G-Point Mouse Combines Web Browsing and Slightly Twisted Sex Ed

There's no doubt about it—we live in a world of strange mice. In just the last 12 months we've seen a bizarre array of pointing devices including several 15-button+ mice (both for work and play), hemispherical mice, and Apple's Magic Mouse. Even among such storied company, however, the conceptual G-Point mouse stands out, turns heads, and even conjures up the proverbial "hey now!" Whatever else these other, lesser mice might offer, only the G-Point (designed by Andy Kurovets) delivers both a superior experience and a penetrating lesson on female anatomy. Thanks to Mr. Kurovets, the clueless of the world have an unprecedented opportunity to experience in plastic something they'll never touch in person, at least perhaps not without a valid Visa account.

No, your eyes have not deceived you. This is a mouse designed to look exactly like the naughty bits of the fairer sex. Once more, a top-down view reveals the reason behind the "G-Point" moniker.

Pressing "the spot" automatically navigates the user to a preselected favorite destination or runs a certain application. Note that this is, at the moment, a conceptual product and there aren't any shipping—yet.  We'd also point out that while the point "spot" is in the general vicinity of where it anatomically should be, it's also not completely aligned with the lesser understood "come hither" gesture required for the real thing.

We at Hot Hardware would also like to note—without commenting on the intelligence of actually buying one of these—that the conceptual implementation leaves considerable room for future fine-tuning.

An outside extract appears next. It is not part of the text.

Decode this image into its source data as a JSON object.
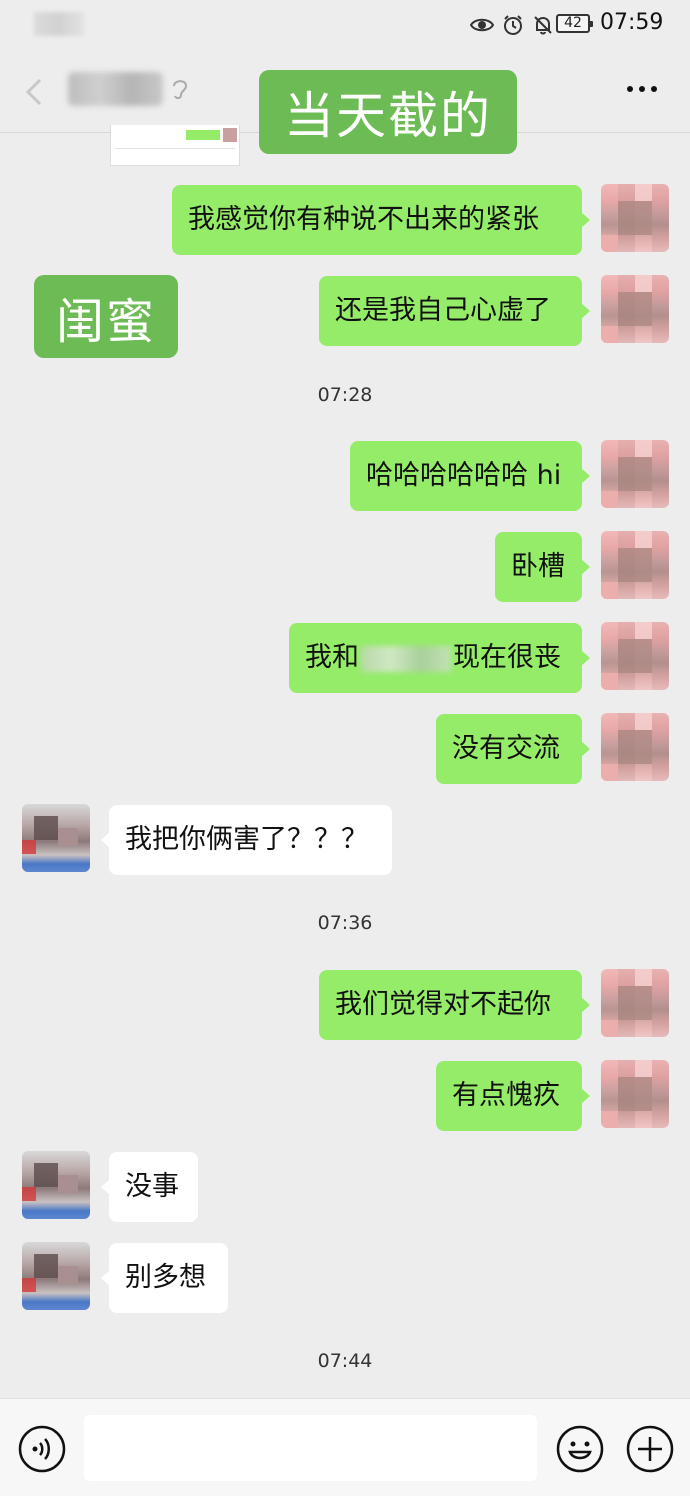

In keeping with that observation, we suggest that the G-Point 2.0 should reconfigure the location and sensitivity of its "secret" button each time a different user manipulates the mouse. As for the button's preferential navigation feature; we suggest that while gliding one's finger along the sacred highway should, in most cases, produce the desired effect, the mouse should occasionally use the opportunity to steal the TV remote, immediately put the computer to sleep, or play an alarm klaxon at maximum volume, preferably with strobe lights.